Bug#1037437: From fresh bookworm install default sshd jail in fail2ban won’t work
i wonder if a missing python3-systemd is the only reason for this bug: fail2ban + sshd works fine with backend=auto for me, and i have recommends installed. So rather than changing the default 'backend', debian should just promote python3-systemd to 'depends'. On Fri, 21 Jul 2023, 07:03 Jeremy Davis, wrote: > As a follow up (in case anyone hits the same issue as me): > > After setting 'backend = systemd' fail2ban refused to start!? > > It turns out that when using 'backend = systemd', python3-systemd is a > hard requirement. It is a recommended package for fail2ban but I have > recommends disabled by default, so had to manually install it. >
Bug#1037437: From fresh bookworm install default sshd jail in fail2ban won’t work
As a follow up (in case anyone hits the same issue as me): After setting 'backend = systemd' fail2ban refused to start!? It turns out that when using 'backend = systemd', python3-systemd is a hard requirement. It is a recommended package for fail2ban but I have recommends disabled by default, so had to manually install it. OpenPGP_signature Description: OpenPGP digital signature
Bug#1037437: From fresh bookworm install default sshd jail in fail2ban won’t work
Thank you José, I really appreciate you taking the time to confirm. Hope you have a great day! :) Regards, Jeremy On 14/7/23 08:45, José Miguel Gonçalves wrote: Hi Jeremy, On 13/07/23 23:01, Jeremy Davis wrote: Can you confirm that the current default bookworm fail2ban config/regex works with sshd with just this change (to 'backend' in /etc/fail2ban/jail.conf)? Or are further adjustments required? Yes, I can confirm that fail2ban sshd jail works fine using the default config and just changing the 'backend' to 'systemd'. Best regards, José Gonçalves OpenPGP_signature Description: OpenPGP digital signature
Bug#1037437: From fresh bookworm install default sshd jail in fail2ban won’t work
Hi Jeremy, On 13/07/23 23:01, Jeremy Davis wrote: Can you confirm that the current default bookworm fail2ban config/regex works with sshd with just this change (to 'backend' in /etc/fail2ban/jail.conf)? Or are further adjustments required? Yes, I can confirm that fail2ban sshd jail works fine using the default config and just changing the 'backend' to 'systemd'. Best regards, José Gonçalves
Bug#1037437: From fresh bookworm install default sshd jail in fail2ban won’t work
FWIW it appears that this bug is essentially a duplicate of #770171: https://bugs.debian.org/cgi-bin/bugreport.cgi?bug=770171 On 7/7/23 19:04, José Miguel Gonçalves wrote: As Debian opted by systemd journal as the default logging mechanism for bookworm, maybe a better option would be to change the default configuration in '/etc/fail2ban/jail.conf' to select journal as the logging source, i.e., instead of setting 'backend = auto', set 'backend = systemd'. That seems like a sensible suggestion to me.
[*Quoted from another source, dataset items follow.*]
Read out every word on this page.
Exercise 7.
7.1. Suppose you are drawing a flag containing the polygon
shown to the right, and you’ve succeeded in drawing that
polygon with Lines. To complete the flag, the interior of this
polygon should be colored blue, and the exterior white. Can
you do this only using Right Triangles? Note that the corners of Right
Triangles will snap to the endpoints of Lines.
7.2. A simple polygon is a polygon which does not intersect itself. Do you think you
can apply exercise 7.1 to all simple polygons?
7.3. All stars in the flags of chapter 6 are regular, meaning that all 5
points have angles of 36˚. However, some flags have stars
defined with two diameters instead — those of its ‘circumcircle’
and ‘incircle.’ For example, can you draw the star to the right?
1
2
Can you confirm that the current default bookworm fail2ban config/regex works with sshd with just this change (to 'backend' in /etc/fail2ban/jail.conf)? Or are further adjustments required? Regards, Jeremy OpenPGP_signature Description: OpenPGP digital signature
Bug#1037437: From fresh bookworm install default sshd jail in fail2ban won’t work
Hi, As Debian opted by systemd journal as the default logging mechanism for bookworm, maybe a better option would be to change the default configuration in '/etc/fail2ban/jail.conf' to select journal as the logging source, i.e., instead of setting 'backend = auto', set 'backend = systemd'. Best regards, José Gonçalves
Bug#1037437: From fresh bookworm install default sshd jail in fail2ban won’t work without rsyslog installed
Package: fail2ban Version: 1.0.2-2 >From fresh bookworm installation, In fail2ban, the sshd jail which is enable by default won’t work without rsyslog installed. The fail2ban service then fails to start.